A federal judge in Miami has upheld Florida Gov. Ron DeSantis’ executive order banning universal mask mandates in schools.
In a decision handed down on Wednesday, U.S. District Judge K. Michael Moore rejected a request for an injunction sought by 11 parents who sued DeSantis over the ban. Moore decided that the parents failed to meet the legal burden necessary to block the governor’s order.
According to court records, the plaintiffs challenged the DeSantis rule on the grounds that failing to require masks denied their children, some of whom have medical issues that put them at greater risk of contracting COVID-19, a “free appropriate public education,” as guaranteed under a federal law that funds education programs for children with physical or intellectual disabilities.
Moore noted that the law, the Individuals with Disabilities Education Act, or IDEA, established an administrative process that federal courts have said must be followed before filing lawsuits. Yet the plaintiffs eschewed that process, Moore noted, even as they repeatedly claimed their children were being denied an education. Accordingly, the judge wrote, “Their failure to do so weighs heavily against finding that Plaintiffs’ claims are likely to succeed on the merits.”
On a second issue, the plaintiffs claimed going the administrative route would be “futile” and “inadequate” because an administrative law judge holds no authority over the governor.
Yet, Moore noted, the IDEA requires that the administrative route still be taken. And even though the law allows for an exemption, those seeking the bypass must show concrete evidence why it should be granted.

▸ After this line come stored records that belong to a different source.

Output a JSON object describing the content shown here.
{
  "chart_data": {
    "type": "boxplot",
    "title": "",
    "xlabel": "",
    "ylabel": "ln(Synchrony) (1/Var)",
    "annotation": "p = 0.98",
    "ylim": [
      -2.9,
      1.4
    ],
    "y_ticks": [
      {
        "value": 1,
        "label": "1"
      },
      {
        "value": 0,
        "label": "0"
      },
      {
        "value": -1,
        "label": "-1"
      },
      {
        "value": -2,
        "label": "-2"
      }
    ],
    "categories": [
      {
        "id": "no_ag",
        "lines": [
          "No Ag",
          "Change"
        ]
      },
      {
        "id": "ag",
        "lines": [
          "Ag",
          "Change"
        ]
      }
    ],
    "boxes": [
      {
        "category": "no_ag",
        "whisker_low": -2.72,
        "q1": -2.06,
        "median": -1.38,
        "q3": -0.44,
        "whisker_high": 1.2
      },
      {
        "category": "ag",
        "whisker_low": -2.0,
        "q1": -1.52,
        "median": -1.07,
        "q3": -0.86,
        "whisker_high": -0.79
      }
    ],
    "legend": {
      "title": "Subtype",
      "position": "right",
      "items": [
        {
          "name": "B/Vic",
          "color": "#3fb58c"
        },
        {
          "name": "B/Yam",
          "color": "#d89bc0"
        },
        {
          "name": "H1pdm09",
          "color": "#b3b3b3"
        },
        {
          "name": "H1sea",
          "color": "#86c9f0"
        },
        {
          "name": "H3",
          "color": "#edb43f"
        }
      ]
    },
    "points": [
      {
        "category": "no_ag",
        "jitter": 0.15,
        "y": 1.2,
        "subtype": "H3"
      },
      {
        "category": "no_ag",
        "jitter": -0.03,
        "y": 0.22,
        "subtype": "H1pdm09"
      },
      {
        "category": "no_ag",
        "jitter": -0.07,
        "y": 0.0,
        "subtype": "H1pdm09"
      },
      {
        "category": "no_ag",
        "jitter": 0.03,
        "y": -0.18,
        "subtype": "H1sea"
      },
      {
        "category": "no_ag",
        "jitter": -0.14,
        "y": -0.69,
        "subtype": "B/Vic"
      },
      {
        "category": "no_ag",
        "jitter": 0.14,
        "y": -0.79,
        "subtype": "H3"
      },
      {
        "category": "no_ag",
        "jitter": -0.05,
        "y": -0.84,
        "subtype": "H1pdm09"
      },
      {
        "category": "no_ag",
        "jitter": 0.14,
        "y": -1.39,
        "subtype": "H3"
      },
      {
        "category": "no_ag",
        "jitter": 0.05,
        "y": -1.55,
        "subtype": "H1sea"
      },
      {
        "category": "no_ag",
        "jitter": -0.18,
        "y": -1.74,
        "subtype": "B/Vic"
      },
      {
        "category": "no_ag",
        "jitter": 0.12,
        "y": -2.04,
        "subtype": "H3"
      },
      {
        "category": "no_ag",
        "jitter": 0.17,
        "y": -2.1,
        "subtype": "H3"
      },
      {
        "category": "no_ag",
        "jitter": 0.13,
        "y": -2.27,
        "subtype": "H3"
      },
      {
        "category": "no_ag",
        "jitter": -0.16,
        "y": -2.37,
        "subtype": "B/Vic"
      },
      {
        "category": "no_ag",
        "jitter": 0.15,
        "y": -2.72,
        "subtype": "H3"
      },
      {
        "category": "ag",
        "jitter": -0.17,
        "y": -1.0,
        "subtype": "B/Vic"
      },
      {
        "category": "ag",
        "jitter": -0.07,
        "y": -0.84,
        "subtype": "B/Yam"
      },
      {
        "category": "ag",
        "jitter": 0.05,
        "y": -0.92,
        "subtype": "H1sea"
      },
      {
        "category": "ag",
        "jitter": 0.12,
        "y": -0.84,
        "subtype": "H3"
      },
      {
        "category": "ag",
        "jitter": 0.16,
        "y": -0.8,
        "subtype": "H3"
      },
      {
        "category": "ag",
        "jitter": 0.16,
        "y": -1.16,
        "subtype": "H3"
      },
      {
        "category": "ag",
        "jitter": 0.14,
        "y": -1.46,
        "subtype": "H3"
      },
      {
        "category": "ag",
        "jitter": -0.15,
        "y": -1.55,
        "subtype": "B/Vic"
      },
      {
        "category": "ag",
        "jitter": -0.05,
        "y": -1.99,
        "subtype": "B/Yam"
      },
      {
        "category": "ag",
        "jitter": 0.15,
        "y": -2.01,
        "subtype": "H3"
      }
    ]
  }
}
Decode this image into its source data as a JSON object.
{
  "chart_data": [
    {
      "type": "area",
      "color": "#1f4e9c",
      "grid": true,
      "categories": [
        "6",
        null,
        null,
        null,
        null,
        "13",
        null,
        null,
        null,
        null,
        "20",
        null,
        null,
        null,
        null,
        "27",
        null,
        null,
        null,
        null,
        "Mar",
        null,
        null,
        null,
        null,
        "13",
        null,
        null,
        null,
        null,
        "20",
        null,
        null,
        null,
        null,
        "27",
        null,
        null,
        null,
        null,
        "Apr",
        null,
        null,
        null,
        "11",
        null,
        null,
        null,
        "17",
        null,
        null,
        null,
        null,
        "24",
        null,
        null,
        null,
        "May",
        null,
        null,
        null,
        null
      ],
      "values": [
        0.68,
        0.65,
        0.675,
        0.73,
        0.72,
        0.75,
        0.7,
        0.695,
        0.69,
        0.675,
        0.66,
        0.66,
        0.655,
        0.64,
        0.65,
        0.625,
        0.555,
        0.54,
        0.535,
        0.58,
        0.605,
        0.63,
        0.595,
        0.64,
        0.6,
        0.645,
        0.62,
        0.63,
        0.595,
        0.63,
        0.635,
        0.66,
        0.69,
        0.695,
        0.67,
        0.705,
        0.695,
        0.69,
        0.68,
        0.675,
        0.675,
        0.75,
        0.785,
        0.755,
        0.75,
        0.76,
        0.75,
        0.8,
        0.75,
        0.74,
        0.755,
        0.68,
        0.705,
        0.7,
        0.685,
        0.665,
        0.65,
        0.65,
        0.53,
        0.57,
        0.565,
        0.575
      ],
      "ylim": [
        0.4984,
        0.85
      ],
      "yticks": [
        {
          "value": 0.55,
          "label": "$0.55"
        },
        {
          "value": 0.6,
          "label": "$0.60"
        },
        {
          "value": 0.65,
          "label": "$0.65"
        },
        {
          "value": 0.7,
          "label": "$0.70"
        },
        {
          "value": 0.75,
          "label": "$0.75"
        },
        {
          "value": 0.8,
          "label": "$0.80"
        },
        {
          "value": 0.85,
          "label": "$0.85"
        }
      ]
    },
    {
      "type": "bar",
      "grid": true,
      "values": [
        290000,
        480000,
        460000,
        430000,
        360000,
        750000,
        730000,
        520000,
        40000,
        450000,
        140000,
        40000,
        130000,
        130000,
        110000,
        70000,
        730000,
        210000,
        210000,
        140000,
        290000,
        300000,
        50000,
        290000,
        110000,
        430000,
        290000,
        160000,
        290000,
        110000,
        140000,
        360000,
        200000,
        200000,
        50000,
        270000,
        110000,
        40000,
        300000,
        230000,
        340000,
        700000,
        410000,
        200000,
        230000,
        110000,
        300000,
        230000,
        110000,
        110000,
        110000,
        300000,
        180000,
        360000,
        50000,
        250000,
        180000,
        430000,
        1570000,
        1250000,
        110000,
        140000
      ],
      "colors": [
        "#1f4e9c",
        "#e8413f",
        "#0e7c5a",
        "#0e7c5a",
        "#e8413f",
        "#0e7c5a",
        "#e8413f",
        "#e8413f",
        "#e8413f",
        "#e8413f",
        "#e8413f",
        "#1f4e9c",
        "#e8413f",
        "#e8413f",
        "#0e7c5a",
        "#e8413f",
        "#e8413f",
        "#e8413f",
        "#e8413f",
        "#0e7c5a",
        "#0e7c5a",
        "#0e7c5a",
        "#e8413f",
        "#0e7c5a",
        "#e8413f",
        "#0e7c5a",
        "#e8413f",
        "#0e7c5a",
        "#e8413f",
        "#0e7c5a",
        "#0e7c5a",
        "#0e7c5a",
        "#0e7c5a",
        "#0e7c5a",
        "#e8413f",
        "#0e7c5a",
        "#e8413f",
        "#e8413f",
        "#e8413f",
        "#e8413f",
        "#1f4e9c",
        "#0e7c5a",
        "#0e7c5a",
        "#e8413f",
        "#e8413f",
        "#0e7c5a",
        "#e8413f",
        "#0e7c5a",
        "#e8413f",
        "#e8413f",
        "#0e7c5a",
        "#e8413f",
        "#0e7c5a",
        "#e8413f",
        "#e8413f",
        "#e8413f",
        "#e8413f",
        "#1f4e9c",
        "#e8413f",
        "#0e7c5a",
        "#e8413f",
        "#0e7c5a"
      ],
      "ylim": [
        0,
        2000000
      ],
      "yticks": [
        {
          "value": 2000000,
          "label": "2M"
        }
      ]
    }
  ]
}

In this case, the judge said, all they offer is speculation as to why the process would not work.
Moreover, Moore ruled, their failure to pursue an administrative solution has not allowed for discussion of possible individualized remedies to the situations affecting their children.
For example, the judge said he could envision specific classrooms with universal mask mandates, outdoor lunchtime for immunocompromised students, specific classrooms with only vaccinated students, classrooms featuring frequent COVID-19 testing, and classrooms excluding students who chose medical opt-outs from masking. Yet the dismissal of the administrative process has inhibited such a discussion, Judge Moore wrote. In some cases, he added, the parents’ concerns could be addressed without prohibiting DeSantis’ order from being implemented.
Another problem Moore identified for the plaintiffs is that they have failed to include the Florida Department of Health in their demand for an injunction. That’s critical, Moore noted, because the Health Department created the rule with the opt-out provision on masking.
Moore indicated that an injunction on DeSantis’ order alone would not have any impact on the Health Department’s rule. Additionally, on this specific issue, the judge said the plaintiffs have undermined their own case because their children are not attending school even in districts that dissented from DeSantis and adopted universal mask mandates, or they are raising particular questions about masking, such as wearing them during lunch hours, that are tangential to the main debate.
Finally, Judge Moore maintained that the plaintiffs have failed to adequately show they will suffer “irreparable harm” if DeSantis’ order takes effect.
The key aspect there is that they ignored precedent set by a federal appellate court that determined denying educational services to a student completely is not the same as denying “authorization for him or her to receive those services at the school of his or her choice.”
“As in many other aspects of this case, the Court’s analysis is frustrated by the fact that there are numerous Plaintiffs that each face their own unique challenges,” Moore observed.
“Some of Plaintiffs are currently in school with universal mask mandates, some are in school without universal mask mandates, some are at home despite universal mask mandates being in place, and one is at home in circumstances where a universal mask mandate is not in place. These unique circumstances notwithstanding, there has been no allegation that any of Plaintiffs’ schools have denied Plaintiffs educational opportunities altogether.”
In conclusion, the judge noted, “The Court will not oblige Plaintiffs’ attempt to place a false choice before the Court. Plaintiffs would frame this case in a manner allowing for two rigid courses of action: (1) a path in which universal mask-wearing protects immunocompromised children in schools, or (2) a path where insufficient mask-wearing protocols needlessly put students at risk.”
“Yet, the facts before the Court make clear that these two paths are illusory and do not reflect the circumstances detailed in the record. For example, many Plaintiffs have raised concerns about medical opt-outs from universal mask mandates and lunchtime procedures. Some Plaintiffs are not sending their children to school despite that their children’s school districts currently have a universal mask mandate in place. Thus, Plaintiffs’ contention that an injunction of [DeSantis’ order] would remedy the harms posed to Plaintiffs’ children is, in large part, not borne out in the record.”
On one final point, the judge observed that the greater public interest must be balanced.
As much as medical authorities claim masks help, Moore noted, DeSantis and the Legislature “have expressed on behalf of those who elected them that returning to a sense of ‘normal’ is in the public interest as well.”
“The Court finds that under the circumstances presented in this case, Plaintiffs’ failure to exhaust their administrative remedies renders their requested relief to be out of line with the public interest,” he wrote.
“Only after Plaintiffs have availed themselves of their administrative remedies would their requested relief be, potentially, in line with the public interest.”